Modeling of phycocyanin production from Spirulina platensis using different light-emitting diodes
Artículo de revista
South African Journal of Chemical Engineering
Phycocyanin is a high-value chromo-protein used in various industries. In this research, a simulation study of kinetics is carried out to identify different light spectra effects on microbial growth and phycocyanin production from the cyanobacteria Spirulina platensis. The results are compared with experimental data obtained from previous studies, and an acceptable accuracy is achieved in all the evaluated light spectra. Particular emphasis was placed on determining axial kinetic velocities simulated at different spectra regarding the latency, exponential and stationary microbial growth phases. According to the results obtained, cells grown in exponential phase lighted with red spectrum tend to resist the photo-limitation to a greater degree than cell exposure to white, green and yellow light. The latter is because phycocyanin allows a more excellent wavelength absorption from the red light.
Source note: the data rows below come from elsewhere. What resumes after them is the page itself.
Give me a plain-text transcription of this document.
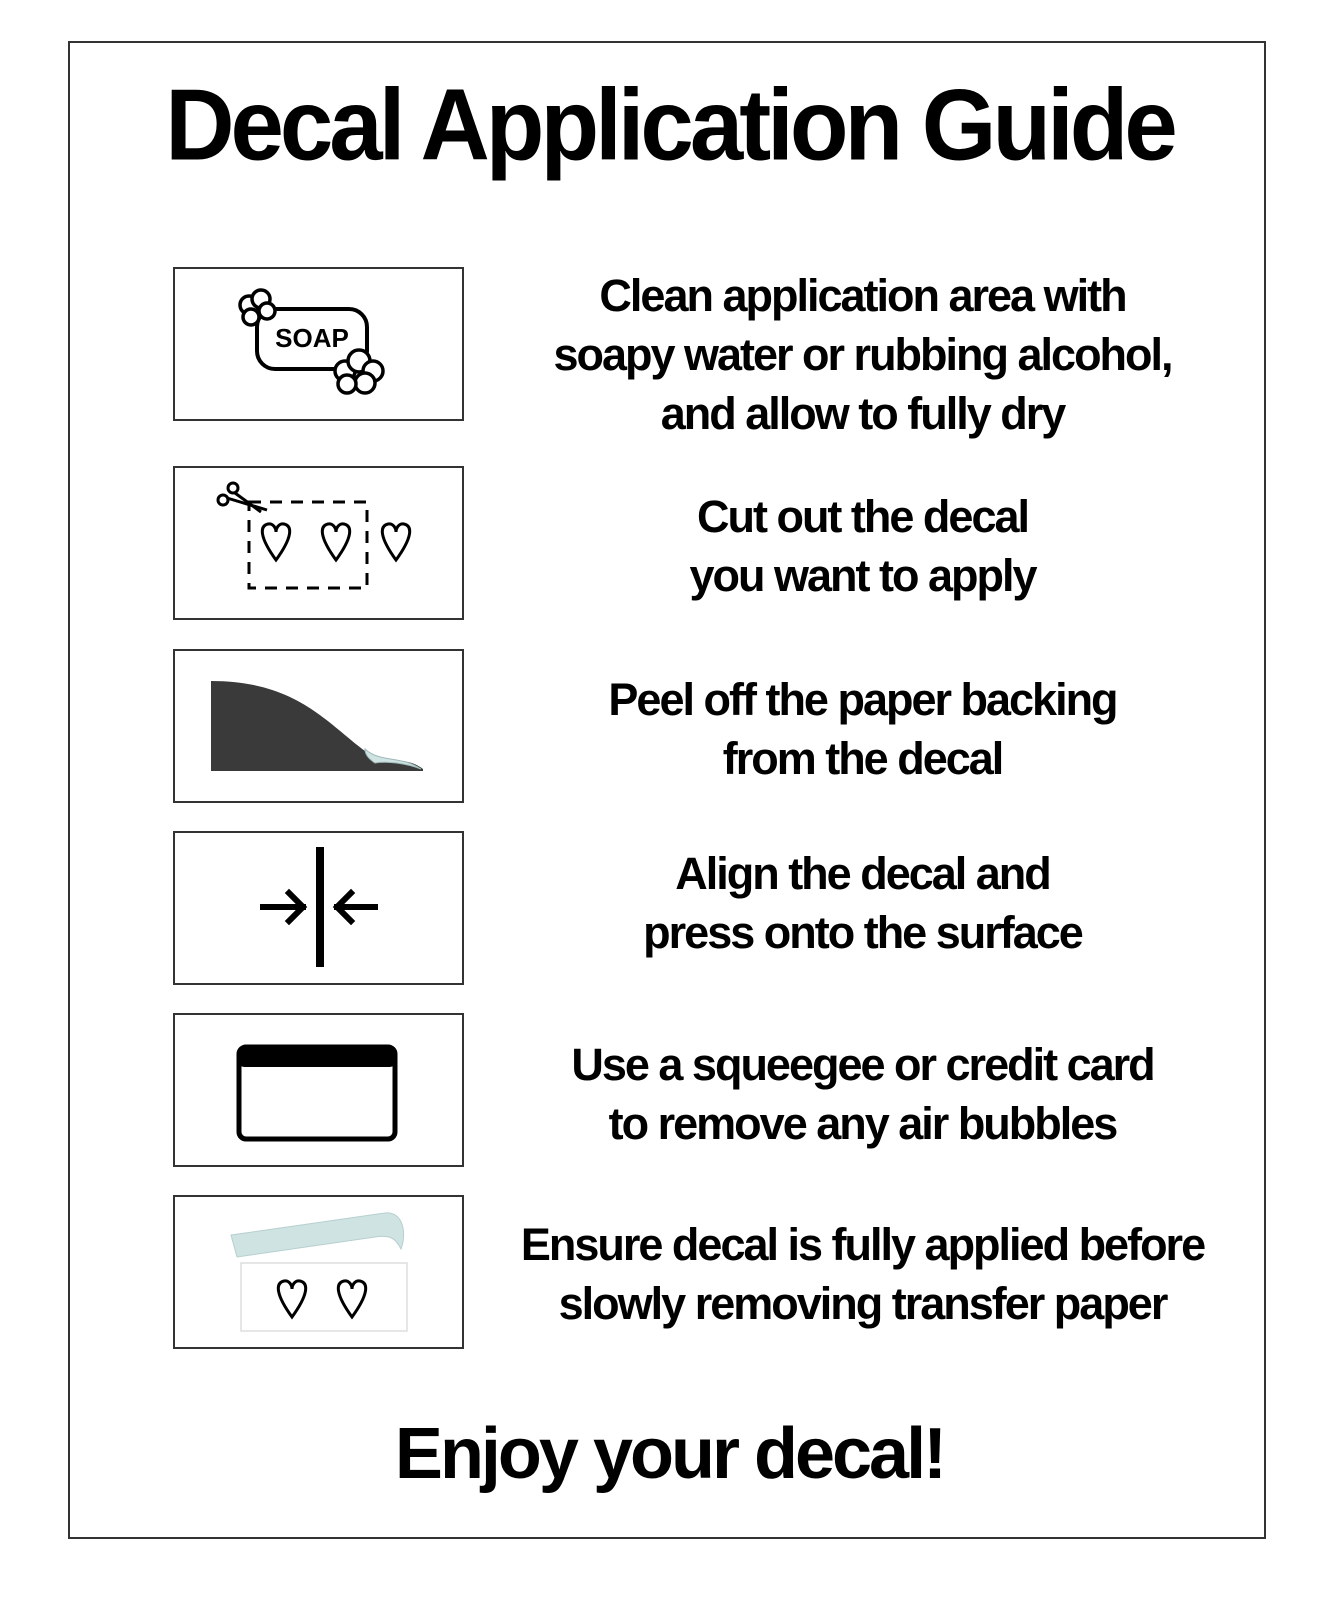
Decal Application Guide
SOAP
Clean application area with
soapy water or rubbing alcohol,
and allow to fully dry
Cut out the decal
you want to apply
Peel off the paper backing
from the decal
Align the decal and
press onto the surface
Use a squeegee or credit card
to remove any air bubbles
Ensure decal is fully applied before
slowly removing transfer paper
Enjoy your decal!
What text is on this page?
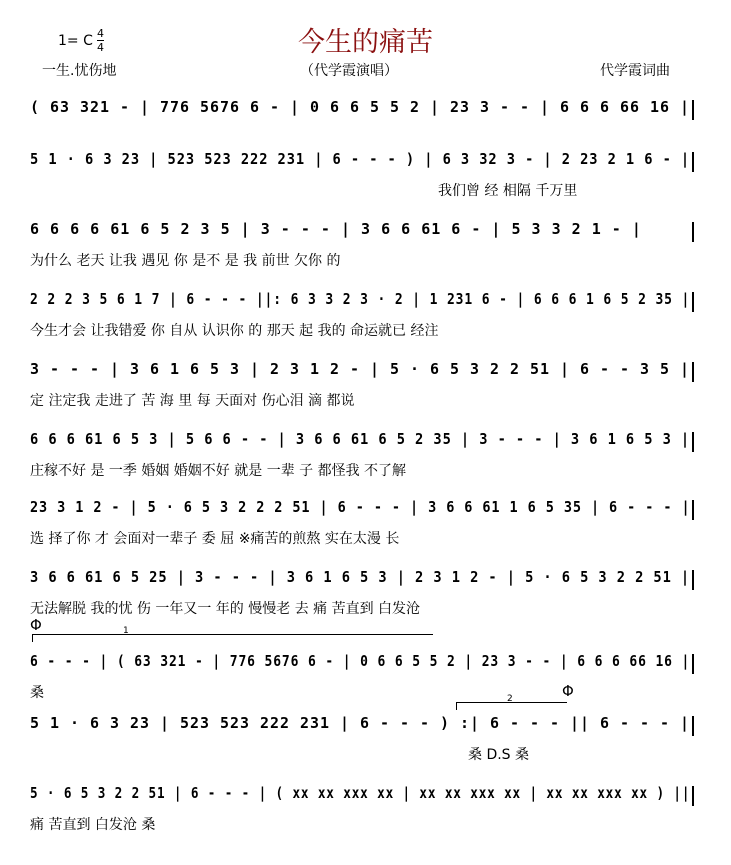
今生的痛苦
1= C 4
4
一生.忧伤地	（代学霞演唱）	代学霞词曲
( 63 321 - | 776 5676 6 - | 0 6 6 5 5 2 | 23 3 - - | 6 6 6 66 16 |
5 1 · 6 3 23 | 523 523 222 231 | 6 - - - ) | 6 3 32 3 - | 2 23 2 1 6 - |
我们曾 经 相隔 千万里
6 6 6 6 61 6 5 2 3 5 | 3 - - - | 3 6 6 61 6 - | 5 3 3 2 1 - |
为什么 老天 让我 遇见 你 是不 是 我 前世 欠你 的
2 2 2 3 5 6 1 7 | 6 - - - ||: 6 3 3 2 3 · 2 | 1 231 6 - | 6 6 6 1 6 5 2 35 |
今生才会 让我错爱 你 自从 认识你 的 那天 起 我的 命运就已 经注
3 - - - | 3 6 1 6 5 3 | 2 3 1 2 - | 5 · 6 5 3 2 2 51 | 6 - - 3 5 |
定 注定我 走进了 苦 海 里 每 天面对 伤心泪 滴 都说
6 6 6 61 6 5 3 | 5 6 6 - - | 3 6 6 61 6 5 2 35 | 3 - - - | 3 6 1 6 5 3 |
庄稼不好 是 一季 婚姻 婚姻不好 就是 一辈 子 都怪我 不了解
23 3 1 2 - | 5 · 6 5 3 2 2 2 51 | 6 - - - | 3 6 6 61 1 6 5 35 | 6 - - - |
选 择了你 才 会面对一辈子 委 屈 ※痛苦的煎熬 实在太漫 长
3 6 6 61 6 5 25 | 3 - - - | 3 6 1 6 5 3 | 2 3 1 2 - | 5 · 6 5 3 2 2 51 |
无法解脱 我的忧 伤 一年又一 年的 慢慢老 去 痛 苦直到 白发沧
Φ	1
6 - - - | ( 63 321 - | 776 5676 6 - | 0 6 6 5 5 2 | 23 3 - - | 6 6 6 66 16 |
桑	Φ
2
5 1 · 6 3 23 | 523 523 222 231 | 6 - - - ) :| 6 - - - || 6 - - - |
桑 D.S 桑
5 · 6 5 3 2 2 51 | 6 - - - | ( xx xx xxx xx | xx xx xxx xx | xx xx xxx xx ) ||
痛 苦直到 白发沧 桑
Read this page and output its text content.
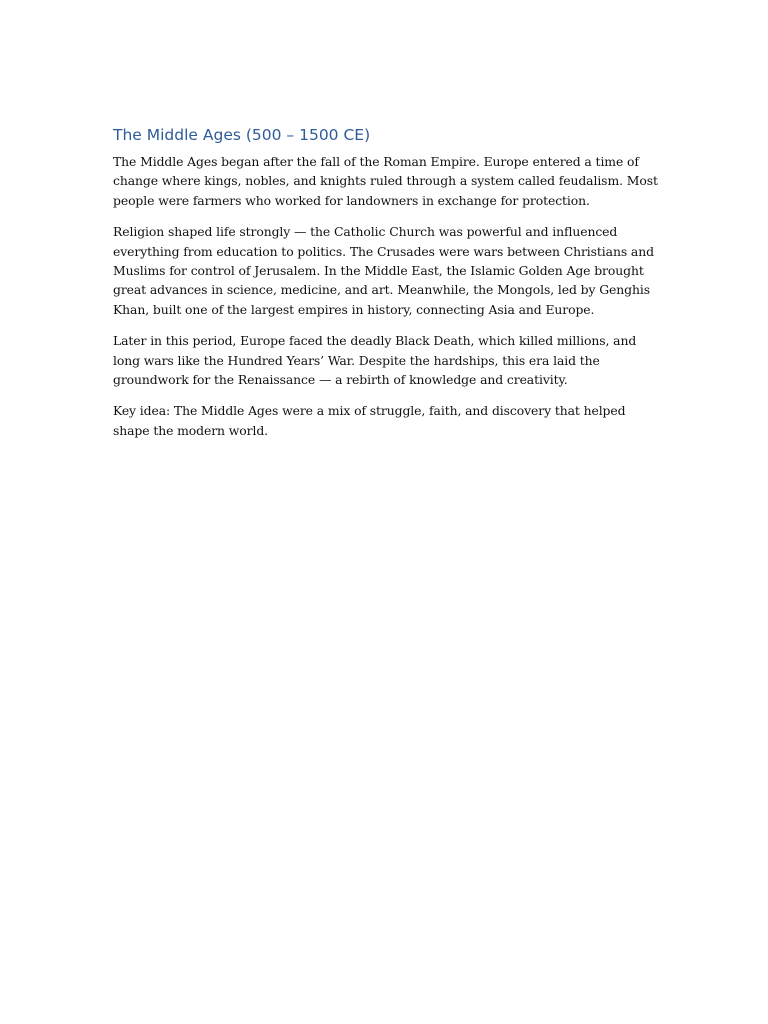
The Middle Ages (500 – 1500 CE)

The Middle Ages began after the fall of the Roman Empire. Europe entered a time of change where kings, nobles, and knights ruled through a system called feudalism. Most people were farmers who worked for landowners in exchange for protection.

Religion shaped life strongly — the Catholic Church was powerful and influenced everything from education to politics. The Crusades were wars between Christians and Muslims for control of Jerusalem. In the Middle East, the Islamic Golden Age brought great advances in science, medicine, and art. Meanwhile, the Mongols, led by Genghis Khan, built one of the largest empires in history, connecting Asia and Europe.

Later in this period, Europe faced the deadly Black Death, which killed millions, and long wars like the Hundred Years’ War. Despite the hardships, this era laid the groundwork for the Renaissance — a rebirth of knowledge and creativity.

Key idea: The Middle Ages were a mix of struggle, faith, and discovery that helped shape the modern world.
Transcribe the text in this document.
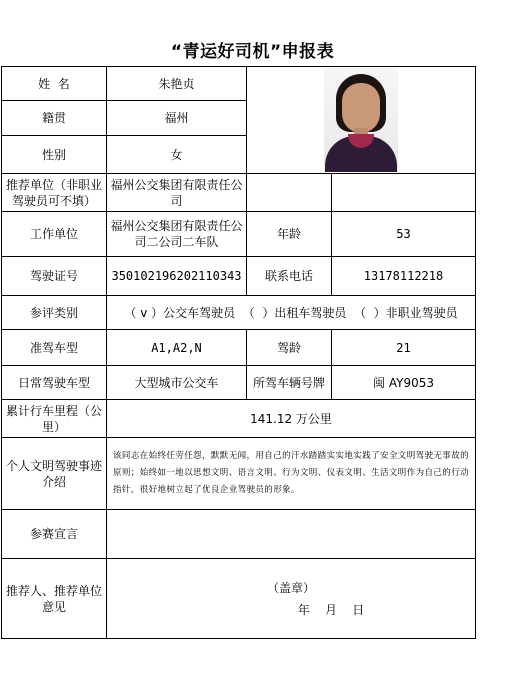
“青运好司机”申报表
姓  名	朱艳贞		

籍贯	福州		
性别	女		
推荐单位（非职业驾驶员可不填）	福州公交集团有限责任公司		
工作单位	福州公交集团有限责任公司二公司二车队	年龄	53
驾驶证号	350102196202110343	联系电话	13178112218
参评类别	（ v ）公交车驾驶员  （  ）出租车驾驶员  （  ）非职业驾驶员		
准驾车型	A1,A2,N	驾龄	21
日常驾驶车型	大型城市公交车	所驾车辆号牌	闽 AY9053
累计行车里程（公里）	141.12 万公里		
个人文明驾驶事迹介绍	该同志在始终任劳任怨，默默无闻，用自己的汗水踏踏实实地实践了安全文明驾驶无事故的原则；始终如一地以思想文明、语言文明、行为文明、仪表文明、生活文明作为自己的行动指针，很好地树立起了优良企业驾驶员的形象。		
参赛宣言			
推荐人、推荐单位意见	（盖章）
年    月    日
Contrarily, the light intensity for all spectra is reduced by around 80% at the inner bioreactor area regarding the intensity reached on the equipment surface during the stationary phase. Also, cell growth and phycocyanin production kinetic rates tend to be close to zero for all spectra, considering more than 50% of the inner bioreactor zone. This finding found in this research may be a key factor for the design of new photobioreactors so that these dark areas could be overcome by installing rotating internal lighting systems to guarantee the photosynthesis process of cyanobacteria in all regions of the bioreactor and thus avoid the phenomenon of photo-limitation due to low light intensities.